He knew, the minute he stepped off, that it wasn’t going to end well. He should have realized it two steps earlier, but hindsight was of little use to him now. He knew he had to keep looking up, to focus on the sky. He knew he had to hope it would be like entering a black hole, where the end is certain but time slows and almost seems to stop. And, he remembered, the laws of physics break down inside the event horizon. What he knew he could not do was look down and see the ground rushing up at him. Even when you are 11, walking off the garage roof was not a really bright thing to do, the dare by your friends notwithstanding.

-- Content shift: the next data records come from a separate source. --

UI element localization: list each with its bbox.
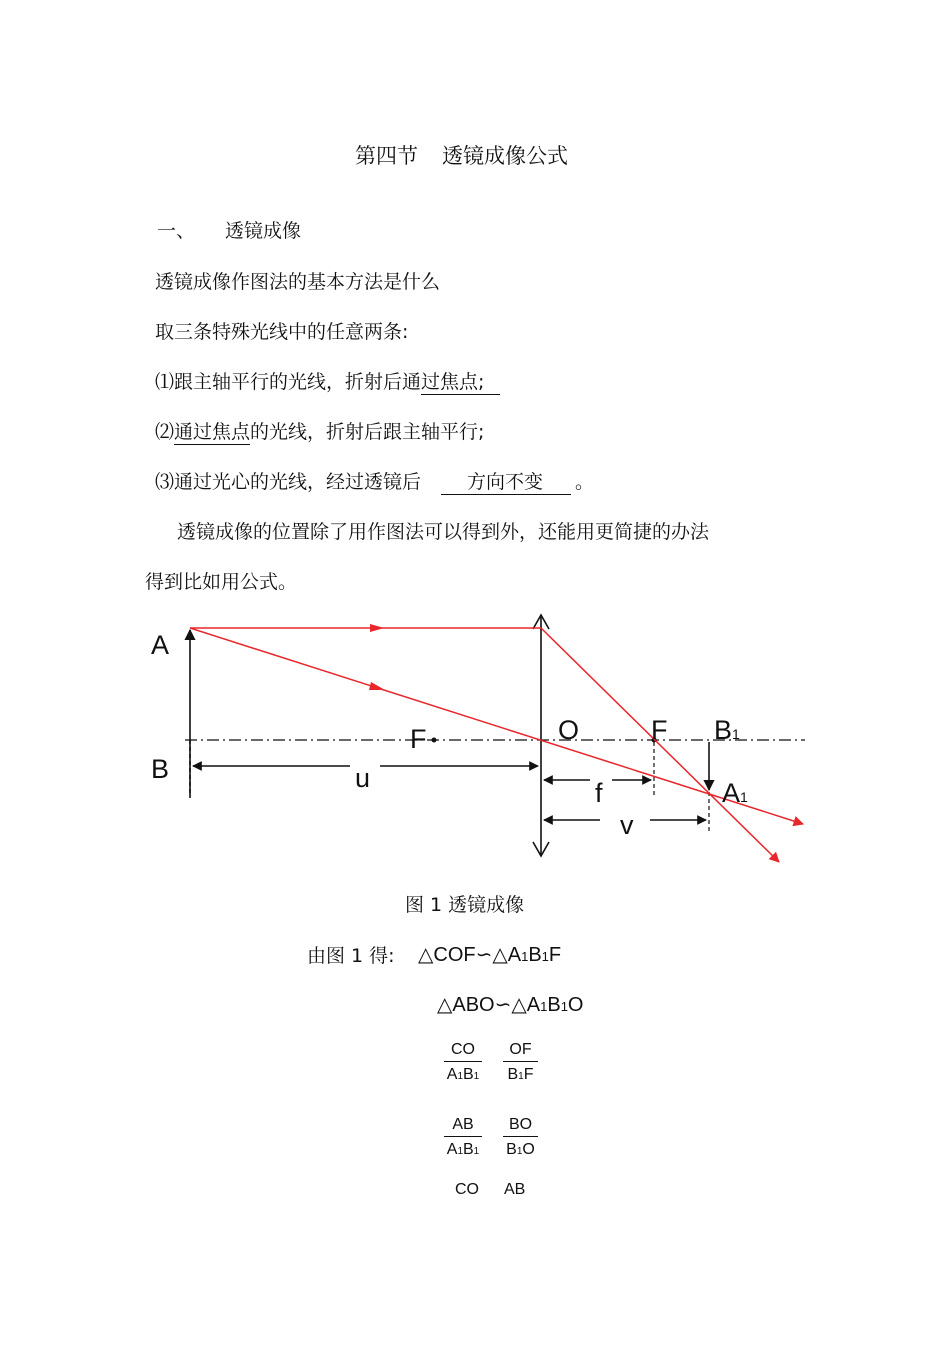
fraction-1-numerator: CO <box>444 1041 482 1062</box>
fraction-2-denominator <box>503 1062 538 1084</box>
paragraph-line-1: 透镜成像的位置除了用作图法可以得到外，还能用更简捷的办法 <box>177 521 710 543</box>
fraction-4-numerator: BO <box>503 1116 538 1137</box>
section-title: 透镜成像 <box>225 220 302 242</box>
label-f-right: F <box>651 715 668 745</box>
label-a: A <box>151 630 170 660</box>
bottom-term-right: AB <box>504 1181 526 1198</box>
label-b1 <box>714 715 740 746</box>
similar2-sub2: 1 <box>560 999 568 1014</box>
similar2-mid: B <box>547 994 561 1016</box>
question-text: 透镜成像作图法的基本方法是什么 <box>155 271 441 293</box>
f4-den-s: 1 <box>516 1146 523 1157</box>
ray-parallel-arrowhead <box>370 624 384 632</box>
similar1-sub1: 1 <box>521 949 529 964</box>
f1-den-s1: 1 <box>457 1071 463 1082</box>
bottom-term-left: CO <box>455 1181 479 1198</box>
label-f-left: F <box>410 724 427 754</box>
label-f: f <box>595 778 603 808</box>
fraction-3-numerator: AB <box>444 1116 482 1137</box>
intro-text: 取三条特殊光线中的任意两条: <box>155 321 409 343</box>
rule-1-prefix: ⑴跟主轴平行的光线，折射后通 <box>155 371 422 393</box>
fraction-1-denominator <box>444 1062 482 1084</box>
label-v: v <box>620 810 634 840</box>
rule-3-blank-text: 方向不变 <box>467 471 544 493</box>
derivation-prefix: 由图 1 得: <box>307 945 395 967</box>
section-number: 一、 <box>157 220 196 242</box>
f3-den-a: A <box>446 1141 458 1158</box>
rule-3-suffix: 。 <box>575 471 595 493</box>
fraction-2-numerator: OF <box>503 1041 538 1062</box>
rule-2-suffix: 的光线，折射后跟主轴平行; <box>250 421 485 443</box>
label-b1-text: B <box>714 715 733 745</box>
similar2-left: △ABO∽△A <box>437 994 541 1016</box>
f4-den-a: B <box>506 1141 517 1158</box>
fraction-1 <box>444 1041 482 1084</box>
fraction-4 <box>503 1116 538 1159</box>
similar-triangles-2 <box>437 992 583 1017</box>
similar1-mid: B <box>528 944 542 966</box>
fraction-3-denominator <box>444 1137 482 1159</box>
ray-center-arrowhead <box>369 682 385 690</box>
f2-den-s: 1 <box>518 1071 524 1082</box>
f3-den-b: B <box>463 1141 474 1158</box>
label-a1 <box>722 778 748 809</box>
similar2-right: O <box>567 994 584 1016</box>
f2-den-a: B <box>507 1066 519 1083</box>
rule-3-prefix: ⑶通过光心的光线，经过透镜后 <box>155 471 422 493</box>
f4-den-b: O <box>522 1141 535 1158</box>
title-main: 透镜成像公式 <box>442 144 568 168</box>
ray-through-center <box>190 628 803 824</box>
similar1-left: △COF∽△A <box>418 944 522 966</box>
label-a1-text: A <box>722 778 741 808</box>
label-o: O <box>558 715 580 745</box>
fraction-2 <box>503 1041 538 1084</box>
similar1-sub2: 1 <box>541 949 549 964</box>
f2-den-b: F <box>523 1066 534 1083</box>
label-b1-sub: 1 <box>732 726 740 742</box>
similar-triangles-1 <box>418 942 561 967</box>
fraction-4-denominator <box>503 1137 538 1159</box>
f3-den-s1: 1 <box>457 1146 463 1157</box>
focal-point-left <box>432 738 437 743</box>
similar2-sub1: 1 <box>540 999 548 1014</box>
paragraph-line-2: 得到比如用公式。 <box>145 571 298 593</box>
rule-2-blank: 通过焦点 <box>174 421 251 443</box>
figure-caption: 图 1 透镜成像 <box>405 894 525 916</box>
title-chapter: 第四节 <box>355 144 418 168</box>
label-b: B <box>151 754 170 784</box>
similar1-right: F <box>548 944 562 966</box>
label-u: u <box>355 763 371 793</box>
f1-den-s2: 1 <box>473 1071 480 1082</box>
fraction-3 <box>444 1116 482 1159</box>
f3-den-s2: 1 <box>473 1146 480 1157</box>
f1-den-a: A <box>446 1066 458 1083</box>
f1-den-b: B <box>463 1066 474 1083</box>
rule-1-blank: 过焦点; <box>421 371 500 395</box>
rule-2-prefix: ⑵ <box>155 421 175 443</box>
label-a1-sub: 1 <box>740 789 748 805</box>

God is fixed in the firmament seen as puppet master by some patrician uncle, small child endlessly shifting blocks in new, transitory universes. All things recede from a point, have since the creation and that point, dimensionless is God, vast and infinite. It swings lazily, back, forth a needle in its cusp tracing lines in the bed of sand in constant motion as we and earth, and all of our universe spin slowly around its focus, it swings lazily back, forth, tracing an ever-shifting path marked in displaced sand ponderous from its fine steel tendril which rises to a point without size, shape, or time, frozen a singularity from which all else emanates. God lives, bat-like on the ceiling of the San Francisco Science Museum and the Hayden Planetarium and countless other buildings given to science, omnipresent yet fixed dimensionless and infinite always a ladder’s climb just out of reach.

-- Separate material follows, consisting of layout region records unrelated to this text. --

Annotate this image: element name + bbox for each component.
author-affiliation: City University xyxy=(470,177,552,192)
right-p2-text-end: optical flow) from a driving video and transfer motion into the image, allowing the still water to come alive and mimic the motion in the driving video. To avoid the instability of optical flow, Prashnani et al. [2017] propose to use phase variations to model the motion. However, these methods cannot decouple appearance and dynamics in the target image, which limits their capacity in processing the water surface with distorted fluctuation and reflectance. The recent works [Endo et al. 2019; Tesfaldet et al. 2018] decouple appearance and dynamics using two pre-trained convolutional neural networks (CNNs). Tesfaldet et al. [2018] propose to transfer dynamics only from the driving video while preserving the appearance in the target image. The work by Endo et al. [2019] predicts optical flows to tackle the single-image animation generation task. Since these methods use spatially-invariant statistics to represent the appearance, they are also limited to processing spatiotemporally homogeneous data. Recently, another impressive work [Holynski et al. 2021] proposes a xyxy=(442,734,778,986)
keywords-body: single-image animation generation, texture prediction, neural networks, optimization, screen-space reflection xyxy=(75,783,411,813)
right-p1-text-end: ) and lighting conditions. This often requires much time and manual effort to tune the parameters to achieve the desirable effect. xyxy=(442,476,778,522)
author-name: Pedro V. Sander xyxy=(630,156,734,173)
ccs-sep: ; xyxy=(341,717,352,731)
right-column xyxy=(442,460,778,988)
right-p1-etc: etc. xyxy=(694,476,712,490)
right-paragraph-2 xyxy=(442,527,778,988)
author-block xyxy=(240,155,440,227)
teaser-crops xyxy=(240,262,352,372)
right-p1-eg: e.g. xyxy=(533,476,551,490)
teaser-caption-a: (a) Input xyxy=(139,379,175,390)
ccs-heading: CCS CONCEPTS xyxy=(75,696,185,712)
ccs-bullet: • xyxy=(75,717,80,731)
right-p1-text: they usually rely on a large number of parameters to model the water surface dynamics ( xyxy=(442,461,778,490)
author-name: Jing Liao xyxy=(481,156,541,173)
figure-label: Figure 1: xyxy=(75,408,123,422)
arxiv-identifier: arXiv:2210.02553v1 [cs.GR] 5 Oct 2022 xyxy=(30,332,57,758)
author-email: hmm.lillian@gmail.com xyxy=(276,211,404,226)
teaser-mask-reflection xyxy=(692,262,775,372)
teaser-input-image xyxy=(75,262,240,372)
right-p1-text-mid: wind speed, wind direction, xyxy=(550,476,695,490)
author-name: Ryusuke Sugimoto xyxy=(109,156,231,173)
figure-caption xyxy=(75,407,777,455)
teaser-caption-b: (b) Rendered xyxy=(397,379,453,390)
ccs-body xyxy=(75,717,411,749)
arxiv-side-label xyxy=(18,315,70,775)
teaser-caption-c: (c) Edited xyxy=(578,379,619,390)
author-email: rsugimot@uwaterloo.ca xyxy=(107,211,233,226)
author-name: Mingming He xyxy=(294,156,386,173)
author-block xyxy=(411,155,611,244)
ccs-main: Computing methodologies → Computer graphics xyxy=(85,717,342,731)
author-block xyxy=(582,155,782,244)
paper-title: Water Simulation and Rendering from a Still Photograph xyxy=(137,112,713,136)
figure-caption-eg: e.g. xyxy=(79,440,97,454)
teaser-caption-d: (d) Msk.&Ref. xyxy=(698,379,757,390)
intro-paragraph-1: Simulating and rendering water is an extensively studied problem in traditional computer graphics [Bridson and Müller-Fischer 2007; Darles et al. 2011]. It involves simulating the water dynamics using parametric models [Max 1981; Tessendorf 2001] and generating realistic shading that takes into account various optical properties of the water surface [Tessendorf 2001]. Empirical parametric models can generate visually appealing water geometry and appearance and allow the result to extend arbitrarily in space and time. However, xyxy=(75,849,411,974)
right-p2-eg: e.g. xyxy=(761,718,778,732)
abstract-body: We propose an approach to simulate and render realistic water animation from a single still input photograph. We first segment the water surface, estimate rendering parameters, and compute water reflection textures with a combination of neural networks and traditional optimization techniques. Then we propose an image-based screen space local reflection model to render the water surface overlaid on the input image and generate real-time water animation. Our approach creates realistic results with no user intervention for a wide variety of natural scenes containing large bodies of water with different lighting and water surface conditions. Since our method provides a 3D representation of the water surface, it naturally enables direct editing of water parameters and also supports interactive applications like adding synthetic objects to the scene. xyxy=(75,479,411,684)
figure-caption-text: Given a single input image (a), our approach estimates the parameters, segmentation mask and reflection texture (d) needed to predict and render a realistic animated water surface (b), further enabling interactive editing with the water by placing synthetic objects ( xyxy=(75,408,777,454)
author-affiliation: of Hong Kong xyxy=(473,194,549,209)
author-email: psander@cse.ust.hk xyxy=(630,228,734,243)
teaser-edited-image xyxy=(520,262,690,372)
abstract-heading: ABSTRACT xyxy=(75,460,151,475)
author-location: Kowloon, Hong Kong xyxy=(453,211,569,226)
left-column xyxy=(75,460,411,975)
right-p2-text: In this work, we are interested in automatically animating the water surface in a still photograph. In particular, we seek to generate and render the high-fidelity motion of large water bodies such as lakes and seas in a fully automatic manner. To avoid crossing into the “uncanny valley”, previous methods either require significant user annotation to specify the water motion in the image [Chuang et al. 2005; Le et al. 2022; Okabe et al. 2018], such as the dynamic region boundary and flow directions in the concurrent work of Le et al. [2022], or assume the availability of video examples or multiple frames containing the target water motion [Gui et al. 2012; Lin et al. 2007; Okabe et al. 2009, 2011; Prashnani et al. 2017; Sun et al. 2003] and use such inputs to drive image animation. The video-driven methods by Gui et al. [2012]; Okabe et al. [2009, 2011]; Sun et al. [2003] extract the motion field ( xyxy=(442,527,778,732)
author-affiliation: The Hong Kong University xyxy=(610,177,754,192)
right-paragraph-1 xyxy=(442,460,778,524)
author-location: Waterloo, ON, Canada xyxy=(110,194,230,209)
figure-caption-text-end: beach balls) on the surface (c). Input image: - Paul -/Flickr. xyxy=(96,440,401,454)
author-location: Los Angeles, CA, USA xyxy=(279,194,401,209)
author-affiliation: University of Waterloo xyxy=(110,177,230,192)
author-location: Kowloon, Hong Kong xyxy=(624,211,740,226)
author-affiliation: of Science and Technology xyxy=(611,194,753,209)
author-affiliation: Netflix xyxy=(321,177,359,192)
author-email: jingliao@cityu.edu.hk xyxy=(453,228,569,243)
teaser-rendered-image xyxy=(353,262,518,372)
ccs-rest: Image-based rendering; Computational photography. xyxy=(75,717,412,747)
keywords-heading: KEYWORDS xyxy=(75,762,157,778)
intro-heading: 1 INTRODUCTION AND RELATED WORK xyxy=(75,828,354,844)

Getting a headache, are we? You feel like Schrodinger’s cat. It’s really like asking yourself if the Big Bang was the beginning of everything, what was there in that split second before the Big Bang? If God created everything, what created God? If time begins with the Big Bang, what time was it before there was time? And who are you really, if you know your are merely an illusion created by you? And please tell me, what time is it? Find the black hole, for there is freedom.

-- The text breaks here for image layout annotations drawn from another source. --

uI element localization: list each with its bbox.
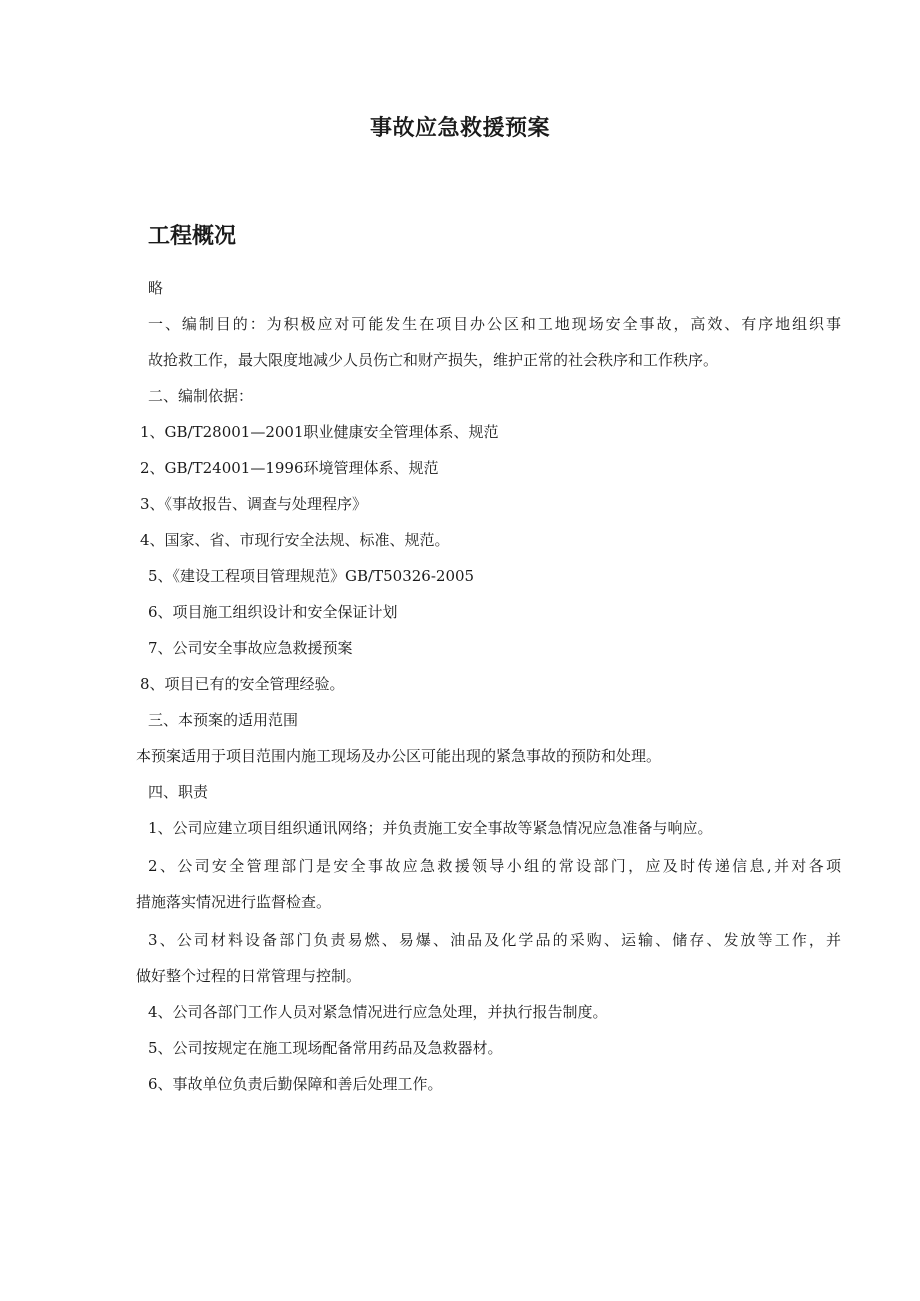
paragraph-line: 6、事故单位负责后勤保障和善后处理工作。: [148, 1075, 443, 1093]
paragraph-line: 5、《建设工程项目管理规范》GB/T50326-2005: [148, 567, 475, 585]
paragraph-line: 3、公司材料设备部门负责易燃、易爆、油品及化学品的采购、运输、储存、发放等工作，并: [148, 931, 841, 949]
paragraph-line: 2、公司安全管理部门是安全事故应急救援领导小组的常设部门，应及时传递信息,并对各项: [148, 857, 841, 875]
paragraph-line: 8、项目已有的安全管理经验。: [140, 675, 345, 693]
paragraph-line: 7、公司安全事故应急救援预案: [148, 639, 353, 657]
paragraph-line: 4、国家、省、市现行安全法规、标准、规范。: [140, 531, 450, 549]
paragraph-line: 四、职责: [148, 783, 209, 801]
paragraph-line: 3、《事故报告、调查与处理程序》: [140, 495, 368, 513]
paragraph-line: 故抢救工作，最大限度地减少人员伤亡和财产损失，维护正常的社会秩序和工作秩序。: [148, 351, 719, 369]
paragraph-line: 4、公司各部门工作人员对紧急情况进行应急处理，并执行报告制度。: [148, 1003, 608, 1021]
paragraph-line: 1、GB/T28001—2001职业健康安全管理体系、规范: [140, 423, 499, 441]
paragraph-line: 二、编制依据：: [148, 387, 254, 405]
paragraph-line: 6、项目施工组织设计和安全保证计划: [148, 603, 398, 621]
paragraph-line: 措施落实情况进行监督检查。: [136, 893, 332, 911]
paragraph-line: 略: [148, 279, 164, 297]
paragraph-line: 5、公司按规定在施工现场配备常用药品及急救器材。: [148, 1039, 503, 1057]
paragraph-line: 2、GB/T24001—1996环境管理体系、规范: [140, 459, 439, 477]
paragraph-line: 1、公司应建立项目组织通讯网络；并负责施工安全事故等紧急情况应急准备与响应。: [148, 819, 713, 837]
paragraph-line: 三、本预案的适用范围: [148, 711, 299, 729]
paragraph-line: 本预案适用于项目范围内施工现场及办公区可能出现的紧急事故的预防和处理。: [136, 747, 662, 765]
paragraph-line: 一、编制目的：为积极应对可能发生在项目办公区和工地现场安全事故，高效、有序地组织事: [148, 315, 841, 333]
document-title: 事故应急救援预案: [369, 116, 550, 141]
section-heading: 工程概况: [148, 224, 237, 249]
paragraph-line: 做好整个过程的日常管理与控制。: [136, 967, 362, 985]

He had always imagined covering his body in feathers. He knew it wouldn’t make him able to take flight, but it would, he was certain grant him a certain lightness that gravity and daily life denied him. And he knew that once covered in his dreams he could soar free of the restrictions that his conscious mind imposed on him, restrictions, he knew, that were the only reason he wasn’t even at that moment peering down at the world while moving across the sunlit sky of an autumn afternoon.
The path meandered more than he remembered but he was the first to admit his memory was never his strongest suit. It didn’t help that he had consumed two margaritas at lunch, and even he didn’t believe the excuse that this was a slow day for him, still sober at two in the afternoon. But he wandered the path, for that is what paths were there for he was certain. He had no idea where he was going, and realized that he would have no idea when he got there. Still he had great faith in mathematics, that was his training, his brilliance,such as it was, and he knew that if he merely wandered aimlessly without thinking, he would eventually cross his own path, bump into his former self and they, together, could devise a plan to find their way precisely they were intended to be.